Réfugiés ukrainiens arrivant à Medika. Photo : Fabrice de Pierrebourg.

Maiia laisse derrière elle des membres de sa famille qui ne pouvaient se résoudre à tout abandonner. Malgré les bombes et les destructions. « Mon père, ma mère et ma sœur n’ont pas voulu partir avec nous. Ils étaient apeurés à l’idée de faire tout ce chemin. » 

Elle se console en observant la nuée de bénévoles, membres d’ONG ou non, qui sont présents à Medika pour accueillir ces naufragés du conflit. « Je suis très émerveillée de voir toute cette solidarité. »  

Sitôt le pied posé sur le sol polonais, les Ukrainiens empruntent, visiblement interloqués, un passage bordé de tentes sous lesquelles des volontaires leur tendent nourriture, boissons fraîches et chaudes, de quoi changer leurs bébés et même des cages pour leurs chiens ou leurs chats. 

Nombre de ces bons samaritains n’ont pas hésité à quitter leur emploi et à traverser l’Europe pour venir offrir leur aide. Spontanément. 

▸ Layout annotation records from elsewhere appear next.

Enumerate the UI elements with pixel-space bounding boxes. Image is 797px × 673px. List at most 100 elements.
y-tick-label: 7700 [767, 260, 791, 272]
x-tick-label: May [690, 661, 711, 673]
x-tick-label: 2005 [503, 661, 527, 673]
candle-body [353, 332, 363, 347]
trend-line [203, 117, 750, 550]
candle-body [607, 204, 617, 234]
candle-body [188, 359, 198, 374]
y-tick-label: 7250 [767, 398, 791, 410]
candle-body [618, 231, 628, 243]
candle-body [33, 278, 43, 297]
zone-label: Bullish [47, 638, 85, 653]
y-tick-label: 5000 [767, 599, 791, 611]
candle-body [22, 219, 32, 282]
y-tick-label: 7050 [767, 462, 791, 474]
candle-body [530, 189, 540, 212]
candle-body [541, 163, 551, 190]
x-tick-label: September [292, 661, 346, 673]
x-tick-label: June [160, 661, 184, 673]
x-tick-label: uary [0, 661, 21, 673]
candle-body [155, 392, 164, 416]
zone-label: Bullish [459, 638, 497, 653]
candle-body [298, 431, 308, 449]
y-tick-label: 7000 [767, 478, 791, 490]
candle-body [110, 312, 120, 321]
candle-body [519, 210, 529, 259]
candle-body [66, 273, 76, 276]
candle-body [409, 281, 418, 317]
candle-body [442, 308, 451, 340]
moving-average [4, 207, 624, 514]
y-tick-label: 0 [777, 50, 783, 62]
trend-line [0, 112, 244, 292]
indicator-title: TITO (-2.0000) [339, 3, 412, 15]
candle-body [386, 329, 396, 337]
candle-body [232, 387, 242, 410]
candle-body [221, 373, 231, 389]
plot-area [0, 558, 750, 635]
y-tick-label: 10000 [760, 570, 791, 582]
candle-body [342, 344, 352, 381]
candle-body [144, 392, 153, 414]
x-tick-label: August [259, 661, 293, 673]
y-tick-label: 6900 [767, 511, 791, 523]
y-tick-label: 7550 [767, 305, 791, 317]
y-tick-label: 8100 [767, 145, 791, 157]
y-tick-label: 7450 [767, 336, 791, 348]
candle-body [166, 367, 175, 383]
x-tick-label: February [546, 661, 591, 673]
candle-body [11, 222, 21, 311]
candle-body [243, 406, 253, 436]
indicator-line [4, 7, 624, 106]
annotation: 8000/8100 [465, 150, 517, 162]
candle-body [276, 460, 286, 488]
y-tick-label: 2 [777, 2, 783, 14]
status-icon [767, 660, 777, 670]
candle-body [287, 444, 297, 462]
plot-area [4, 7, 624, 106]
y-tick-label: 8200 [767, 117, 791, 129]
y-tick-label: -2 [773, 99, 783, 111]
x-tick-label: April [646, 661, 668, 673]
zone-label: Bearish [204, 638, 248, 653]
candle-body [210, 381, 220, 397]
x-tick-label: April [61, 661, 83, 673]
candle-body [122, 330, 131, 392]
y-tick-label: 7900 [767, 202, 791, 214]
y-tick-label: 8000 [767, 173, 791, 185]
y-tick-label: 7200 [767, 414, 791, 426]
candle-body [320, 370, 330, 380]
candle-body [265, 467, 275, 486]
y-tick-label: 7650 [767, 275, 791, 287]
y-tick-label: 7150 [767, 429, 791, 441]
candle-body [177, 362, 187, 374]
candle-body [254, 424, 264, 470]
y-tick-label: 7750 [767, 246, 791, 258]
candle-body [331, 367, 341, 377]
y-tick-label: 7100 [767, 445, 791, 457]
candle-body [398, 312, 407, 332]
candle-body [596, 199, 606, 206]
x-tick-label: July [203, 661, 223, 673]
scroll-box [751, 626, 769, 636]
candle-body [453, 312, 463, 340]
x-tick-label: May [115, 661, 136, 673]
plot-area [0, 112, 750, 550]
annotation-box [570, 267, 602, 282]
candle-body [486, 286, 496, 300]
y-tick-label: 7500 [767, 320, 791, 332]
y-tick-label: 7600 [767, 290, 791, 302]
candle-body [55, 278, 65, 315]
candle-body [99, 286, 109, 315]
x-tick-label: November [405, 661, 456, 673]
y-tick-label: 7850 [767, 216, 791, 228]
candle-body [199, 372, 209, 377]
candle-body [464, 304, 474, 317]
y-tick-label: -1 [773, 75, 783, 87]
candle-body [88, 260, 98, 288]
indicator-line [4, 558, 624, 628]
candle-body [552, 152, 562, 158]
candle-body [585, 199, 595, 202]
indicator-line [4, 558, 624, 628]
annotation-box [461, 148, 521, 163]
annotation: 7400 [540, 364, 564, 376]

C’est le cas de Paul Brionne, maire adjoint d’une petite ville de Normandie, en France. « Au début, je voulais venir tout seul pour aider », me raconte-t-il, tout en tendant un bol en plastique rempli de confiseries à une fillette dont les yeux s’illuminent. « Puis un ami m’a dit qu’il venait avec moi. Puis un autre. Et un autre. Finalement, nous sommes 11. Nous sommes arrivés ici hier avec un minibus de 55 places et des kilos de dons de nourriture offerts par des supermarchés de ma région. En trois jours, j’ai aussi récolté une cagnotte de près de 6 000 euros. J’ai un idéal et je crois toujours en la bonté humaine. »   

Plus loin, je croise Susana et son mari Michael. Ils ont roulé depuis l’Espagne et s’affairent maintenant à servir des cafés. Avec le sourire. Un langage universel, me dit-elle. « Quand tu es loin, c’est impossible de réaliser ce qui se passe ici. Je suis tellement touchée par les enfants. Ce qu’ils vivent… Je regardais une petite fille pleurer un peu plus tôt. Tout ça parce que quelqu’un a décidé subitement de tout détruire… » 

À gauche : Susana, bénévole venue d’Espagne. À droite : Paul Brionne, maire adjoint d’une petite ville française, prête main-forte bénévolement à l’accueil des Ukrainiens. Photos : Fabrice de Pierrebourg.

Il est midi. C’est à mon tour de franchir la frontière, à pied, mais en sens inverse. Vers l’Ukraine. Je longe une file interminable de centaines de femmes, d’enfants et de personnes âgées, qui avancent pas à pas et dans le silence le plus total vers la Pologne. 

Le sort de leur pays est entre les mains de leur armée, mais aussi d’hommes comme Alexander, 42 ans, qui a accepté de me conduire à Lviv, ma première étape. Ce chauffeur de poids lourd qui, jusqu’au déclenchement de la guerre, faisait la liaison régulière entre l’Ukraine et la Pologne transporte désormais dans sa minifourgonnette et une remorque des boîtes de médicaments et du matériel médical jusque vers les lignes de front.  

« Avant, je travaillais pour mon patron ; là, je travaille pour mon pays, dit-il en anglais. Je peux rouler pendant des heures, tant que j’ai du café, des cigarettes et de la bonne musique. » 

Aux entrées des villages, des sacs de sable et des croix métalliques censés entraver la progression des chars d’assaut russes sont entassés au bord de la route. Prêts à être installés. Nul ne sait quand.

Réfugiés ukrainiens arrivant à Medika. Photo : Fabrice de Pierrebourg.